The hidden risk is that scoping begins at the level of execution when the real constraint exists earlier in the buying journey.

Examples include:

  • scoping paid media when trust failure is happening on-site

  • scoping creative redevelopment when the offer is not credible

  • scoping funnel optimisation when buyers do not trust the decision path

  • scoping channel expansion when conversion behaviour is already unstable

In these cases, the agency can deliver the scope and still fail commercially because the original diagnosis was absent.

What Happens Without Validation

When agencies write scope without validation, the engagement often produces:

  • work that is correctly delivered but commercially ineffective

  • misaligned expectations between client and agency

  • pressure to justify underperformance after spend has occurred

  • churn risk when the client concludes that the agency “did not work”

This is not only a client problem. It is an agency model problem.

Without diagnostics, agencies are exposed to being blamed for constraints they did not identify and were never asked to measure.

The Governance Standard

Other major commercial decisions are not formalised before validation.

Finance —> Financial audit

Legal —> Compliance review

Cybersecurity —> Penetration testing

Marketing execution scope —> Pre-Spend Diagnostic

Agencies should not write growth-oriented scope before the underlying risk has been diagnosed.

RAMMP provides the diagnostic governance layer that should sit before scoping.

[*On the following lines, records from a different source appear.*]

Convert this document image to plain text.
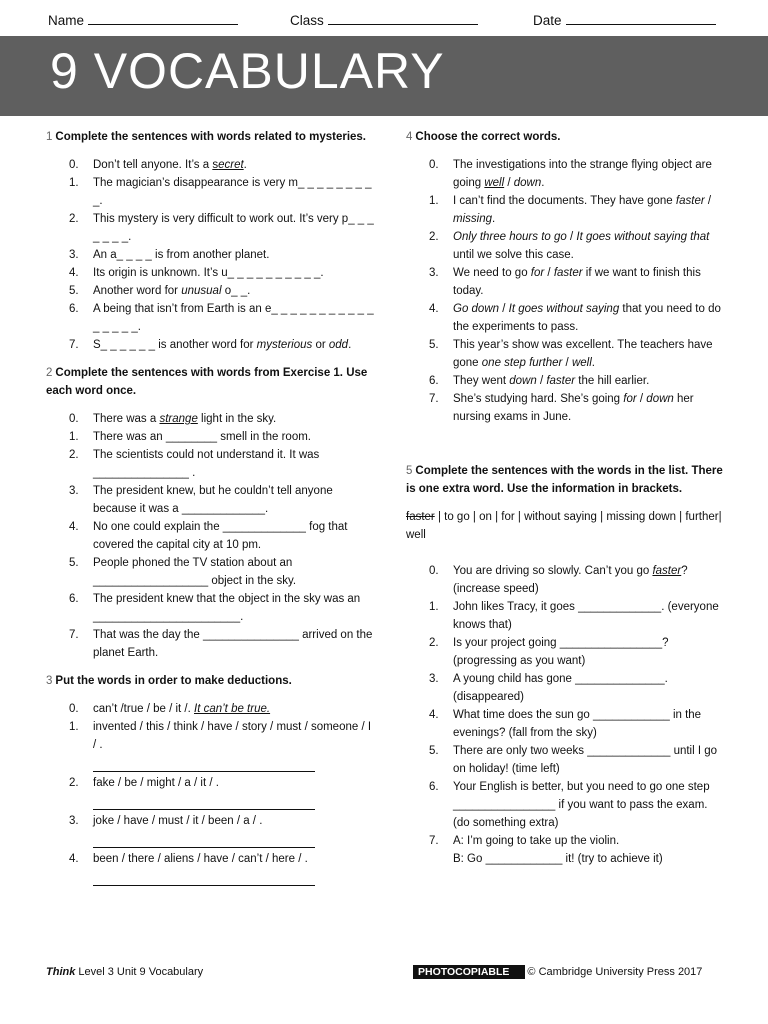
Name	Class	Date
9 VOCABULARY
1 Complete the sentences with words related to mysteries.
0. Don’t tell anyone. It’s a secret.
1. The magician’s disappearance is very m_ _ _ _ _ _ _ _ _.
2. This mystery is very difficult to work out. It’s very p_ _ _ _ _ _ _.
3. An a_ _ _ _ is from another planet.
4. Its origin is unknown. It’s u_ _ _ _ _ _ _ _ _ _.
5. Another word for unusual o_ _.
6. A being that isn’t from Earth is an e_ _ _ _ _ _ _ _ _ _ _ _ _ _ _ _.
7. S_ _ _ _ _ _ is another word for mysterious or odd.
2 Complete the sentences with words from Exercise 1. Use each word once.
0. There was a strange light in the sky.
1. There was an ________ smell in the room.
2. The scientists could not understand it. It was _______________ .
3. The president knew, but he couldn’t tell anyone because it was a _____________.
4. No one could explain the _____________ fog that covered the capital city at 10 pm.
5. People phoned the TV station about an __________________ object in the sky.
6. The president knew that the object in the sky was an _______________________.
7. That was the day the _______________ arrived on the planet Earth.
3 Put the words in order to make deductions.
0. can’t /true / be / it /. It can’t be true.
1. invented / this / think / have / story / must / someone / I / .
2. fake / be / might / a / it / .
3. joke / have / must / it / been / a / .
4. been / there / aliens / have / can’t / here / .
4 Choose the correct words.
0. The investigations into the strange flying object are going well / down.
1. I can’t find the documents. They have gone faster / missing.
2. Only three hours to go / It goes without saying that until we solve this case.
3. We need to go for / faster if we want to finish this today.
4. Go down / It goes without saying that you need to do the experiments to pass.
5. This year’s show was excellent. The teachers have gone one step further / well.
6. They went down / faster the hill earlier.
7. She’s studying hard. She’s going for / down her nursing exams in June.
5 Complete the sentences with the words in the list. There is one extra word. Use the information in brackets.
faster | to go | on | for | without saying | missing down | further| well
0. You are driving so slowly. Can’t you go faster? (increase speed)
1. John likes Tracy, it goes _____________. (everyone knows that)
2. Is your project going ________________? (progressing as you want)
3. A young child has gone ______________. (disappeared)
4. What time does the sun go ____________ in the evenings? (fall from the sky)
5. There are only two weeks _____________ until I go on holiday! (time left)
6. Your English is better, but you need to go one step ________________ if you want to pass the exam. (do something extra)
7. A: I’m going to take up the violin.
B: Go ____________ it! (try to achieve it)
Think Level 3 Unit 9 Vocabulary	PHOTOCOPIABLE © Cambridge University Press 2017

Execution Conditions: STOP / KEEP / FIX / PROVE

STOP

Stop writing scope based solely on briefs, channel requests, stakeholder opinion, or urgency.

KEEP

Keep the parts of the engagement that align with areas of the buying journey where trust is already stable.

FIX

Fix the one or two highest-leverage trust failures before expanding scope into execution.

PROVE

Prove the repair by measuring behavioural response within the next 7 days.

Run This Before Writing Scope

Before an agency writes scope, estimates fees, or commits to outcomes, run the RAMMP Pre-Spend Diagnostic.

This provides:

  • quantitative trust measurement

  • marketing due diligence

  • risk exposure analysis

  • a defensible basis for defining work

Scope should follow diagnosis.

If diagnosis is skipped, the agency may be contracted to amplify the wrong lever.

The Rule

Run the RAMMP Pre-Spend Diagnostic before marketing budget is committed.

Agencies should require validation before writing scope.

Writing scope without diagnostics exposes both the client and the agency to avoidable risk.